Les principaux producteurs de l’agent orange étaient Dow, Monsanto, Diamond Shamrock, Hercules, Uniroyal, Thomson Chemicals, etc. En mars 1965, Dow Chemical a organisé une réunion secrète avec tous les fabricants, au cours de laquelle la mauvaise qualité du produit en termes de pureté de la formulation chimique, d’où sa haute toxicité, a été largement évoquée, mais cette information a été expressément ignorée.
La toxicité de ce défoliant était également bien connue dans l’environnement militaire américain, mais il les recommandations des fabricants ont été ignorées et la dose de dioxine a été triplée, ce qui l’a rendue mortelle :
« Lorsque nous avons lancé le programme d’herbicides dans les années 1960, nous étions conscients des dommages potentiels dus à la contamination de l’herbicide par la dioxine. Nous savions même que la formulation militaire avait une concentration de dioxine plus élevée que la version civile, en raison de son coût moins élevé et de sa vitesse de production. Toutefois, comme le produit devait être utilisé sur l’ennemi, aucun d’entre nous n’a eu de scrupules » [a déclaré] Dr. James R. Clary, ancien scientifique principal au Chemical Weapons Branch (Air Force Armament Development Lab en Floride)
Aujourd’hui, on estime qu’au moins 3 millions de Vietnamiens ont été exposés à la dioxine, dont 150 000 enfants ont été touchés ; certains experts parlent même de 4,5 millions de Vietnamiens exposés.
Après des études suffisantes sur la dioxine, les chercheurs ont découvert que 40 ans plus tard, les effets nocifs sont toujours bien présents, les sols étant toujours contaminés par la substance, et qu’à ce jour, un grand nombre d’enfants nés au Vietnam souffrent de malformations et de maladies génétiques.
Ce n’est pas la première fois que des procès en indemnisation des victimes du Vietnam sont intentés contre les multinationales impliquées dans ce crime de guerre.
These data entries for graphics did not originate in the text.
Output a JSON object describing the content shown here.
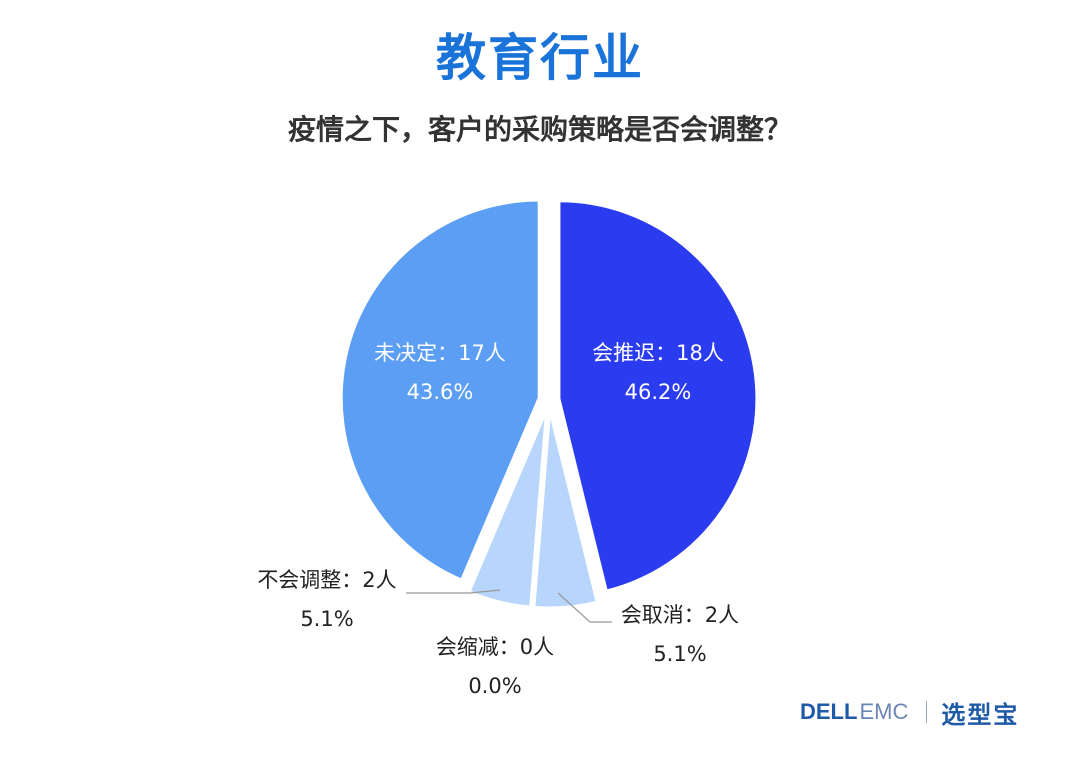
{
  "title": "教育行业",
  "subtitle": "疫情之下，客户的采购策略是否会调整？",
  "brand": {
    "dell": "DELL",
    "emc": "EMC",
    "cn": "选型宝"
  },
  "chart_data": {
    "type": "pie",
    "title": "疫情之下，客户的采购策略是否会调整？",
    "slices": [
      {
        "label": "会推迟：18人",
        "count": 18,
        "percent_label": "46.2%",
        "color": "#2b3bef",
        "label_color": "#ffffff"
      },
      {
        "label": "会取消：2人",
        "count": 2,
        "percent_label": "5.1%",
        "color": "#b8d6fb",
        "label_color": "#222222"
      },
      {
        "label": "会缩减：0人",
        "count": 0,
        "percent_label": "0.0%",
        "color": "#b8d6fb",
        "label_color": "#222222"
      },
      {
        "label": "不会调整：2人",
        "count": 2,
        "percent_label": "5.1%",
        "color": "#b8d6fb",
        "label_color": "#222222"
      },
      {
        "label": "未决定：17人",
        "count": 17,
        "percent_label": "43.6%",
        "color": "#5b9ef3",
        "label_color": "#ffffff"
      }
    ]
  }
}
Cependant, comparées aux procès intentés par des vétérans américains et coréens contre les États-Unis et les fabricants sur la base du rapport des effets secondaires de l’agent orange et gagnés dans les années 1970 et 1980, les premières victoires enregistrées par des ressortissants vietnamiens dans des procès d’indemnisation pour les dommages causés à leur santé par l’herbicide et la reconnaissance officielle de l’agent orange comme arme biologique par les États-Unis n’ont eu lieu que depuis 2007 : de la responsabilité des multinationales à l’égard des citoyens vietnamiens, toujours pas de trace.
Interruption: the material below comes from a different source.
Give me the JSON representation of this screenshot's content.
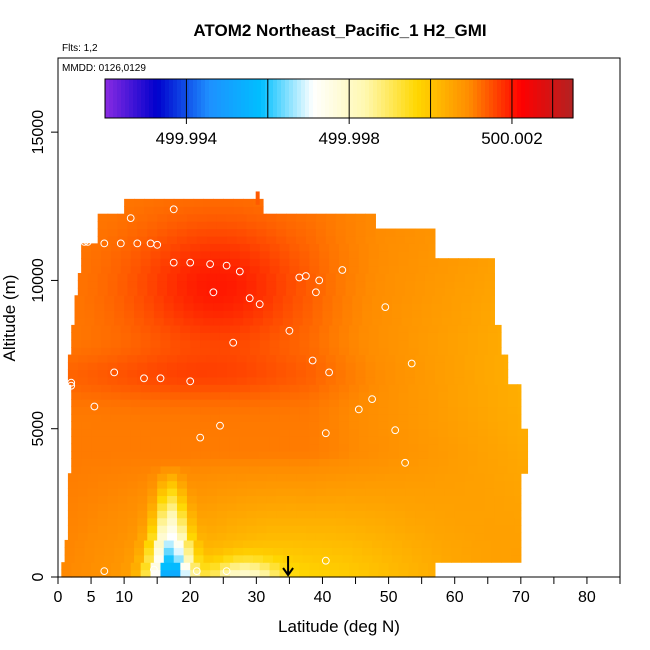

C’est pourquoi Tran To Nga, diplômée en chimie, ex-partisane du mouvement de libération du Viêt-cong et ex-prisonnière, continue de se battre pour sa famille et au nom de son peuple, à l’âge de 82 ans, grâce au soutien d’associations telles que l’Association vietnamienne des victimes de l’agent orange/dioxine (VAVA) et du gouvernement vietnamien.